Au delà des croyances et des contraintes dogmatiques des religions, la spiritualité et la philosophie, par leur pouvoir de transcendance et leurs valeurs humanistes, unissent les hommes dans le respect l’un de l’autre, et dans l’acceptation de leur individualité. Or qu’advient-il quand, sous prétexte de laïcité la spiritualité est sujet à dérision : superstition ou angélisme, que le blasphème devient vertu républicaine, et que la philosophie, qui devrait être la réflexion qui mène à la connaissance,  donc à l’art de vivre en harmonie en soi et avec les autres, tourne à vide des formules creuses et fausses ? C’est la folie assurée, même si la France, si fière d’être cartésienne, Cogito ergo sum, désormais remplacé par Consumo ergo sum, s’enorgueillit d’être, après la Grèce antique, le pays des philosophes!

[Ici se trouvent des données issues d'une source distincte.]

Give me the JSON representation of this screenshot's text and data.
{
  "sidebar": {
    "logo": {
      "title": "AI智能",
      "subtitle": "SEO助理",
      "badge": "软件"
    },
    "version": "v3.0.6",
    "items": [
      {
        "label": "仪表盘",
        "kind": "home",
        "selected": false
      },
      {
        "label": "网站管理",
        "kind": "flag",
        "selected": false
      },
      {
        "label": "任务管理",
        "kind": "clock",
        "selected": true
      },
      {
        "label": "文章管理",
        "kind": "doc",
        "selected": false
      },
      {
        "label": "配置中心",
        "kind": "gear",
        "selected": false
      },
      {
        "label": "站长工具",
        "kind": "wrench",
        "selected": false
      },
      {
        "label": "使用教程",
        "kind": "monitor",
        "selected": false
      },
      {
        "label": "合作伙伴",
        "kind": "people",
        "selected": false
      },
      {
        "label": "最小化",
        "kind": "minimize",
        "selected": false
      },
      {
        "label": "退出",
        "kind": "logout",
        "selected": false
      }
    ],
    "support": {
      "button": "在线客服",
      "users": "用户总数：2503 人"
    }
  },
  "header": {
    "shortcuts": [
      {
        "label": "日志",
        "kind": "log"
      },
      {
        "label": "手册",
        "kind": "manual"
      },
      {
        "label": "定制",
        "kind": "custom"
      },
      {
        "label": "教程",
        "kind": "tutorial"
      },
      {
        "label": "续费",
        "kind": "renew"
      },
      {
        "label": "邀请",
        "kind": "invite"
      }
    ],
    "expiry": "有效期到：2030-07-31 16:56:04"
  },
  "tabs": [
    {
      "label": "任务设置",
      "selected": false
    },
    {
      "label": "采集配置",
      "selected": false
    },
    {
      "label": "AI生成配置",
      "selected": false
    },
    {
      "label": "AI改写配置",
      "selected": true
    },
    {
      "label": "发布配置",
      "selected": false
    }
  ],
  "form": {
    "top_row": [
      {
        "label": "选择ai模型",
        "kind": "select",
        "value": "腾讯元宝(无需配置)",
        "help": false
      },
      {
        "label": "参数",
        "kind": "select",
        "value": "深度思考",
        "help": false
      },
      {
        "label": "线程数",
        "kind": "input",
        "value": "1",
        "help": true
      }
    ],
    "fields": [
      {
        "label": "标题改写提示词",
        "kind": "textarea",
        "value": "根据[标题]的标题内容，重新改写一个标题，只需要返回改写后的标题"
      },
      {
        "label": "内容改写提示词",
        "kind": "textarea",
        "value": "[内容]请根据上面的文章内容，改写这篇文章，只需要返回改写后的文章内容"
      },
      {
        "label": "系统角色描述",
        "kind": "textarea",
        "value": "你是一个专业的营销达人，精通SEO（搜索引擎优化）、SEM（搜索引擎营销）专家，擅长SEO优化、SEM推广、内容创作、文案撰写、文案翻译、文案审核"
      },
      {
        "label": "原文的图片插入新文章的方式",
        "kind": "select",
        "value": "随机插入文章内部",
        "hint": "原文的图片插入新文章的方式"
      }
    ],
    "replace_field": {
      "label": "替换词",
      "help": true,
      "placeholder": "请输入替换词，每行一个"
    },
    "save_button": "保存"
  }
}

Ce marasme moral ne date pas de la Seconde Guerre Mondiale, et ne concerne pas seulement la xénophobie ou le racisme. Il remonte à la fondation même de la République, à la Révolution, à la Terreur, quand les instincts les plus bas et les plus vils se donnèrent libre cours au-delà de toute justification rationnelle. L’hystérie collective et le délire des bains de sang incessants, l’ivresse de la cruauté libérée et de la bestialité encensée au nom de valeurs inscrites au fronton du Panthéon républicain : Liberté, Égalité, Fraternité, a engendré ce paradoxe, qui est la base même de la République  française. La France n’a jamais exorcisé cette ombre et cette tache sur l’honneur national, elle n’a jamais réglé ses comptes avec ce passé sanguinaire, comme le faisait remarquer l’historien Jean des Cars sur le plateau de l’émission 28 Minutes d’Arte, le 8 septembre 2015, à l’occasion des célébrations du règne d’Élizabeth II d’Angleterre. La Russie a exorcisé les démons de sa Terreur quand le président Yeltsin demanda pardon pour les meurtres du Tsar et de sa famille devant leurs restes en 1998. En France, dit des Cars, On n’a pas réglé nos comptes, et ça recommence à chaque fois . Du flou à la fausseté, de faux-fuyants en mensonges hypocrites, de mauvaise foi en censure, la France vit son passé en l’ignorant, refusant d’en confronter la réalité effective et ses conséquences. Il en résulte un aveuglement et un affaiblissement de la pensée qui devient sophisme, un appauvrissement de l’action créatrice, une maladie de l’âme et de l’esprit dans la perversité et la perversion, qui perdurent depuis le 19ème siècle, et dont le Marquis de Sade, récemment élevé au rang de philosophe des Lumières, est l’incarnation la plus marquante.  Et voilà donc ce qu’est le meurtre : un peu de matière désorganisée, quelques changements dans les combinaisons, quelques molécules rompues et replongées dans le creuset de la nature qui les rendra dans quelques jours sous une autre forme à la terre ; et où donc est le mal à cela ? écrit-il dans Juliette. Il est difficile de comprendre comment la France, qui se définit comme le pays des Droits de l’homme, peut élever cette folie perverse au rang de philosophie.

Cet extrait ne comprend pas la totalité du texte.